Он не услышал, скорее всего. Ствол неожиданно плюнул дымом, а птица, это осталось ярче всего, вдруг снялась, наклонила голову вниз, крылья расправила на всю ширь и так, крутой спиралью, ринулась вниз, в жнивьё.
Я сразу подумал, когда мы подбежали, что таких не едят. Не утка, не глухарь, не кто-нибудь ещё. Серовато-пурпурная шея, такая же, с дымчато-лиловым оттенком, спина и передняя кромка крыльев излучали в сумерках загадочный свет. Посредине крыльев, сверху, тянулась блестящая, невозможно красивая полоска оперения цвета морской волны. Я такого ещё не видел. Отец неуклюже взял птицу в руки, и мы пошли обратно. Молча. Я не знал, что с ней делать теперь, да и он сам, вроде бы, тоже не понимал. Мы потоптались у мотоцикла, уложили ружьё, а птицу в конце концов сунули в ящик для инструментов.
Потом целых два дня, куда бы я ни бегал с мальчишками, всё думал о птице и никак не мог забыть этот ящичек – тесный, холодный, тёмный и ржавый внутри. Я не решался что-либо спрашивать у отца, помня, как неловко ему было на поле. Мне казалось, что и он так же мучается этими мыслями и в ответ на вопрос скажет что-нибудь резкое. И только в городе, на обратном пути, когда что-то случилось с мотором и пришлось остановиться, отыскивая нужные ключи, отец вскрыл правый ящик, и ему на руки выпала птица.

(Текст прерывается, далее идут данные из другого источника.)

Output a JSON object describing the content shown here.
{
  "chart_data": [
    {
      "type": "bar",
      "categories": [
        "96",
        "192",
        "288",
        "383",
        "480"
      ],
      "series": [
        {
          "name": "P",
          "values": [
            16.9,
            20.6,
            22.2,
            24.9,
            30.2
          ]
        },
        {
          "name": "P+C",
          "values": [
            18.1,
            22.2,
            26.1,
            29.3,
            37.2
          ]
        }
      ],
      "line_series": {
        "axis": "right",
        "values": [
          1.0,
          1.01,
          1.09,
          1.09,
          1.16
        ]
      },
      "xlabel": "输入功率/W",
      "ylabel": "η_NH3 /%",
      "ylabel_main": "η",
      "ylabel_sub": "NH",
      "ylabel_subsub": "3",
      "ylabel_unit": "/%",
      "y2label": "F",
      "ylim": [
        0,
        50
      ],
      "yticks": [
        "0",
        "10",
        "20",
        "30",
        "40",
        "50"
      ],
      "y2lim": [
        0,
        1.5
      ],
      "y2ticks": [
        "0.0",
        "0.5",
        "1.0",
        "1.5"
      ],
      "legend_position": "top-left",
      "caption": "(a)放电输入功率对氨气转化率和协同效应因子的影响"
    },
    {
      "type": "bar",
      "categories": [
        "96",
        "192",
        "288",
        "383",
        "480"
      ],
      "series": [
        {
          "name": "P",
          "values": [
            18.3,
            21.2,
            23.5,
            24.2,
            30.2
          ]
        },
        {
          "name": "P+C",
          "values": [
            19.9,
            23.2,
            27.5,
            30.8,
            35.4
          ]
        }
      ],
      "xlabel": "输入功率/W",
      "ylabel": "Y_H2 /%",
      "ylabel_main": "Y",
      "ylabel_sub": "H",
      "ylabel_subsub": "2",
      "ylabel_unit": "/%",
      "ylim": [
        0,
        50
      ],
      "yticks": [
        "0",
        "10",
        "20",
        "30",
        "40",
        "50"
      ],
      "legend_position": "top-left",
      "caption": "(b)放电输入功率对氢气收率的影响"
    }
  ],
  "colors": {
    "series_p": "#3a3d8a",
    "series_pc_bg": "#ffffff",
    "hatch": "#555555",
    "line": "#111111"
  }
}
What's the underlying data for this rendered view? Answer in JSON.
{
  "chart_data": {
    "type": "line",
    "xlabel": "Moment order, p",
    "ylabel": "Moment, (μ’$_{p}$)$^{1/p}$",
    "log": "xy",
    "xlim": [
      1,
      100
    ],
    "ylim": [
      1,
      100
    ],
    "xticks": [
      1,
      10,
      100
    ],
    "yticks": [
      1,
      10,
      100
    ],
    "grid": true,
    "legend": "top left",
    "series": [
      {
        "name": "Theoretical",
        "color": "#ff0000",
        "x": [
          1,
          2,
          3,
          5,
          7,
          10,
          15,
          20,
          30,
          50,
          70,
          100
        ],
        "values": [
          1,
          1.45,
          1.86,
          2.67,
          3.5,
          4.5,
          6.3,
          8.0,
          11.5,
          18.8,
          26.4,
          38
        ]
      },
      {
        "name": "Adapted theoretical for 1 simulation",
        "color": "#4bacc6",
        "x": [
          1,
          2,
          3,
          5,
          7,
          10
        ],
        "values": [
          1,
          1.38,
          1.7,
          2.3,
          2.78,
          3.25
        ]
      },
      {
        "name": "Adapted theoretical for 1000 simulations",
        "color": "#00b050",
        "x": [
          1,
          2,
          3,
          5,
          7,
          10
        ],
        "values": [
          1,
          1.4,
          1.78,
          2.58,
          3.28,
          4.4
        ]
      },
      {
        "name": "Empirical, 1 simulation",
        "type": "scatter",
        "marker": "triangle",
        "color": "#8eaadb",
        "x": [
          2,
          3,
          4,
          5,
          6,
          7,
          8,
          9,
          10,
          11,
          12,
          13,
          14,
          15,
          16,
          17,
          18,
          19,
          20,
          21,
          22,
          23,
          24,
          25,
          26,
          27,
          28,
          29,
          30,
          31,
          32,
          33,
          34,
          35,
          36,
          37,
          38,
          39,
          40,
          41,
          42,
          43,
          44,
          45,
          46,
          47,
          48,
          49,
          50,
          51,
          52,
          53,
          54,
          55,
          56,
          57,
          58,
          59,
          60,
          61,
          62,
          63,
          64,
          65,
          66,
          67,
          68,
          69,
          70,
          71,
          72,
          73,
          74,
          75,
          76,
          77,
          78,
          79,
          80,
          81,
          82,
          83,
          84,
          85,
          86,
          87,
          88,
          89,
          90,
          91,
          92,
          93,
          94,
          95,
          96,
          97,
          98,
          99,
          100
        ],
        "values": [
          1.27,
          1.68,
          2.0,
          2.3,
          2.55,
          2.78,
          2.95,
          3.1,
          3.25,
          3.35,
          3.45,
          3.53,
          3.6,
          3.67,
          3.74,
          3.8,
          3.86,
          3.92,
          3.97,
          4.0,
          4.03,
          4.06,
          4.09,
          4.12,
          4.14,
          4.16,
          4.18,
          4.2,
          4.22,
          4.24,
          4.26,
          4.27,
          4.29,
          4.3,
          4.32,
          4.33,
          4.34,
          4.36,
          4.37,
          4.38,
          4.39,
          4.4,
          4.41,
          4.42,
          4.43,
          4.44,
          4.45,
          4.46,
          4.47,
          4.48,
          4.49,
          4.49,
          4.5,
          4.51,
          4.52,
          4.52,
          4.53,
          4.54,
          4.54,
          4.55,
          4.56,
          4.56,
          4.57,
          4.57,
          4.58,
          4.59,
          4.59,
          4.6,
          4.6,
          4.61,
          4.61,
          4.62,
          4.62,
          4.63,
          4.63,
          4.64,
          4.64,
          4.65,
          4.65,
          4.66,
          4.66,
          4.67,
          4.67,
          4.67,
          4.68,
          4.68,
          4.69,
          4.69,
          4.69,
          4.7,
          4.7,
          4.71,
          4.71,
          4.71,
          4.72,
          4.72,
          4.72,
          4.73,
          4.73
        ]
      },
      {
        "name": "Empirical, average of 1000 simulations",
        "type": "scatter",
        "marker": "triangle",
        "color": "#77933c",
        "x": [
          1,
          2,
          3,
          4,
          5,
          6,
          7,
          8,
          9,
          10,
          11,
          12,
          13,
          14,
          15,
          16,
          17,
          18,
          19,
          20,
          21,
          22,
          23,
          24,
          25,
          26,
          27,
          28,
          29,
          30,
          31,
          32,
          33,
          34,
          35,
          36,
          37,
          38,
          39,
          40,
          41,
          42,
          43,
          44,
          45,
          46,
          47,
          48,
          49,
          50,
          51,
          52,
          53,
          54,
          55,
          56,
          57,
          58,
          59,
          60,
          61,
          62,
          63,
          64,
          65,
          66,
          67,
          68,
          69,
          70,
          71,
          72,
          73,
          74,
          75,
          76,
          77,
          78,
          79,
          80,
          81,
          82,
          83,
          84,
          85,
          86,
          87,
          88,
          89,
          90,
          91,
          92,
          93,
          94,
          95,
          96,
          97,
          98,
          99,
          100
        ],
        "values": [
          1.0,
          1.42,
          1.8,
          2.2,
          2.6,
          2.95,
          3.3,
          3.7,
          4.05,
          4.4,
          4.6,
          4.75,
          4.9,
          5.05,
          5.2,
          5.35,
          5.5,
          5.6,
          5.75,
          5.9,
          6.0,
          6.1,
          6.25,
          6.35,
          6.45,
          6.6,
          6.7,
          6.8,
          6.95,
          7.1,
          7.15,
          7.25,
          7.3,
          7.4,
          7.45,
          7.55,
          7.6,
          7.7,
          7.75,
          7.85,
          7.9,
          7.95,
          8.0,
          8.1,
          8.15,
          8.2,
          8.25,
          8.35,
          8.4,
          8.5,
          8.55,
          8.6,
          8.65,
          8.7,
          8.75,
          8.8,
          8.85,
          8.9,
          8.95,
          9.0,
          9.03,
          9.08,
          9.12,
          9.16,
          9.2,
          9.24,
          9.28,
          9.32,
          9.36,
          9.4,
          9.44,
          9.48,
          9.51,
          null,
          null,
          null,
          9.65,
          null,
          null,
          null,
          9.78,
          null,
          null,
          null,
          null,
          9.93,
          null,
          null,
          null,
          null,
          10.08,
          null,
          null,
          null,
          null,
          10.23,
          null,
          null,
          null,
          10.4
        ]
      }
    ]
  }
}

– Фу ты! Я и забыл! – пробормотал он.
Именно так он и сказал, но я видел, что ему неудобно передо мной. Он не привык сомневаться в своих действиях, новое ощущение злило его.
Рядом строили тротуар. Отец мгновение подумал, оглянулся и бросил птицу на груду мокрого песка у дороги...
Нет, я не сужу задним числом. Это было бы жестоко и вряд ли правильно. Но нам надо помнить о том, какие мы перед детьми, ибо они повторяют нас. Или отвергают. Чёрт возьми, я на всю жизнь запомнил, как падают птицы на песок! Как яблоки. Нет, мягче – ЖИВО. Даже мёртвые.